Butt, de l’Université de Sydney, a déclaré que cela reflète un manque perçu d’expérience politique et de vie.
Jacinda Ardern était la plus jeune femme chef de gouvernement au monde lorsqu’elle a prêté serment en tant que Première ministre de la Nouvelle-Zélande en 2017, à l’âge de 37 ans, tandis que l’ancienne Première ministre finlandaise Sanna Marin avait 34 ans – les deux femmes étant ciblées en raison de leur âge et de leur manque supposé d’expérience.
En Indonésie, Gibran a fait l’objet de critiques similaires, d’autant plus que sa seule expérience politique est celle de maire de Surakarta – une ville d’environ un demi-million d’habitants dans le centre de Java, également connue sous le nom de Solo. Il n’avait occupé ce poste que deux ans avant de devenir candidat à la vice-présidence.
Titi Anggraini, membre du conseil consultatif de l’Association pour les élections et la démocratie et professeur de droit constitutionnel à l’Universitas Indonesia, a déclaré à Al Jazeera que la question des jeunes candidats était quelque chose qui ne pouvait être évité dans le paysage politique indonésien actuel.
Quelque 31 pour cent des électeurs indonésiens ont moins de 30 ans, selon les données de la Commission électorale générale.

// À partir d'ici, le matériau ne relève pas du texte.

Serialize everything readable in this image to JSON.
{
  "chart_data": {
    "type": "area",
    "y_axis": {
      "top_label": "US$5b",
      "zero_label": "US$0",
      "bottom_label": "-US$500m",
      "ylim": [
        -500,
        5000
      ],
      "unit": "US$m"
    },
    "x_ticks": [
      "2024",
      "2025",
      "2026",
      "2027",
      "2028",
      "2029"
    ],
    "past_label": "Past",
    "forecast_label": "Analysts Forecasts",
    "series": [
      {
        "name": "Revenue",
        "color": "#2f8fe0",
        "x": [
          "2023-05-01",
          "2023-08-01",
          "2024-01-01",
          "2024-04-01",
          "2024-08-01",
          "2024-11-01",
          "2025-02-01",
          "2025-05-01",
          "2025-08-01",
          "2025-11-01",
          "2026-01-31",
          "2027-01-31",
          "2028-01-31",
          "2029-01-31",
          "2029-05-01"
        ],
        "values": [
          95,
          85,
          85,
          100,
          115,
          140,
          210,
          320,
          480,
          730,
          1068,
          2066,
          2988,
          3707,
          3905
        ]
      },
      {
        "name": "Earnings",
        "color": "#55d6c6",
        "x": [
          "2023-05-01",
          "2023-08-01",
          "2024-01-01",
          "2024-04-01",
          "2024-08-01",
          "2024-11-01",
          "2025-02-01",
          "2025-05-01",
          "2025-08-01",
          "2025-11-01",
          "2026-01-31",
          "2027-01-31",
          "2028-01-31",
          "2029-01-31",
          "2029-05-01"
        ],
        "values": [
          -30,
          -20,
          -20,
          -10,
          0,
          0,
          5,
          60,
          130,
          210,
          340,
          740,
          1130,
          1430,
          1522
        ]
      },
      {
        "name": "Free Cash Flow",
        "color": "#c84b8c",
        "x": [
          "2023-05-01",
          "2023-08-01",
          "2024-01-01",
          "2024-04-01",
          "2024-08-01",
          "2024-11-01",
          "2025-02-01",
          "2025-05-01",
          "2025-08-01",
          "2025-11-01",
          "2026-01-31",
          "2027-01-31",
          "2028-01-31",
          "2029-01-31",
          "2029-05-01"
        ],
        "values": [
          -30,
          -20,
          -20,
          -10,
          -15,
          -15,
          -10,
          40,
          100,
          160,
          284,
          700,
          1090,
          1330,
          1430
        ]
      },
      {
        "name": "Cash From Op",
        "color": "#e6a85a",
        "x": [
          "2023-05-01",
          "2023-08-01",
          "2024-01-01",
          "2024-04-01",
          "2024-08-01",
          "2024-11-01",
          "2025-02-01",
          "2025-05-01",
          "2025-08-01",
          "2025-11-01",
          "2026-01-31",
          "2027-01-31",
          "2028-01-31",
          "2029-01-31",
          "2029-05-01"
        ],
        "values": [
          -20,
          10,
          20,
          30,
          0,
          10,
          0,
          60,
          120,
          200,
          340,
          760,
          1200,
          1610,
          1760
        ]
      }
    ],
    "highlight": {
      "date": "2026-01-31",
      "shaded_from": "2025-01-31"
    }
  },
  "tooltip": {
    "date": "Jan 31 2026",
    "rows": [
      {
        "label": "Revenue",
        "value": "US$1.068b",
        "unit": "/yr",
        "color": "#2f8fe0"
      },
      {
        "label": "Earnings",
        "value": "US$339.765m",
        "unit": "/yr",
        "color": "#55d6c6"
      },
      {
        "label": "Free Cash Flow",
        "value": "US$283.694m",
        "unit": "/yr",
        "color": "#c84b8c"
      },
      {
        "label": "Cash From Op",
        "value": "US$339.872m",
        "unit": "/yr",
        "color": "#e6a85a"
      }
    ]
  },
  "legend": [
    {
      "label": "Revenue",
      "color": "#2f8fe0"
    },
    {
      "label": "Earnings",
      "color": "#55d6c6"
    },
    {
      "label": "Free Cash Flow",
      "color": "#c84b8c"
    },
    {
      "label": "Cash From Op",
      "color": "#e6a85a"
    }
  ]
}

« Il n’est plus pertinent d’appliquer une dichotomie de leadership basée sur l’âge, en particulier au milieu de la tendance à la domination des jeunes électeurs et des jeunes dans la composition démographique de l’Indonésie », a-t-elle déclaré.
Anggraini a ajouté que le fait que certains candidats soient plus jeunes n’aurait aucun sens s’ils faisaient encore campagne et gouvernaient selon l’ancienne méthode.
La politique indonésienne est depuis longtemps la cible d’accusations de népotisme, de copinage et de corruption.
« Si le choix des candidats dépend seulement d’une ou deux personnes au sein du parti politique interne, alors la présence d’aussi jeunes dirigeants n’aura pas beaucoup de sens si les jeunes dirigeants font également partie de l’élite et de l’oligarchie du parti », a-t-elle déclaré.

Elle a toutefois ajouté que jumeler des candidats plus jeunes et plus âgés comme colistiers pourrait être fructueux si les candidats sont capables de répondre aux préoccupations des électeurs à travers les générations.
“La combinaison de jeunes et de hauts dirigeants, ou vice versa, pourrait être un point de compromis afin de trouver la meilleure approche pour tenir compte des divers intérêts de la société ou de l’élite politique.”
Mancur Sinaga, avocat basé à Medan et maître de conférences en éthique et philosophie du droit, a déclaré à Al Jazeera que le débat devrait être ancré dans la recherche si les électeurs étaient réellement préoccupés par l’âge.
“S’il existe des recherches scientifiques sérieuses capables de fournir une explication sur l’âge le plus approprié pour exercer un mandat, alors cela devrait servir de base pour discuter et débattre des limites d’âge, tant sur le plan juridique que politique”, a-t-il déclaré.
“Sinon, les arguments liés à l’âge concernant les candidats politiques seront toujours fondés sur la subjectivité et sur les goûts et les aversions des électeurs et des individus.”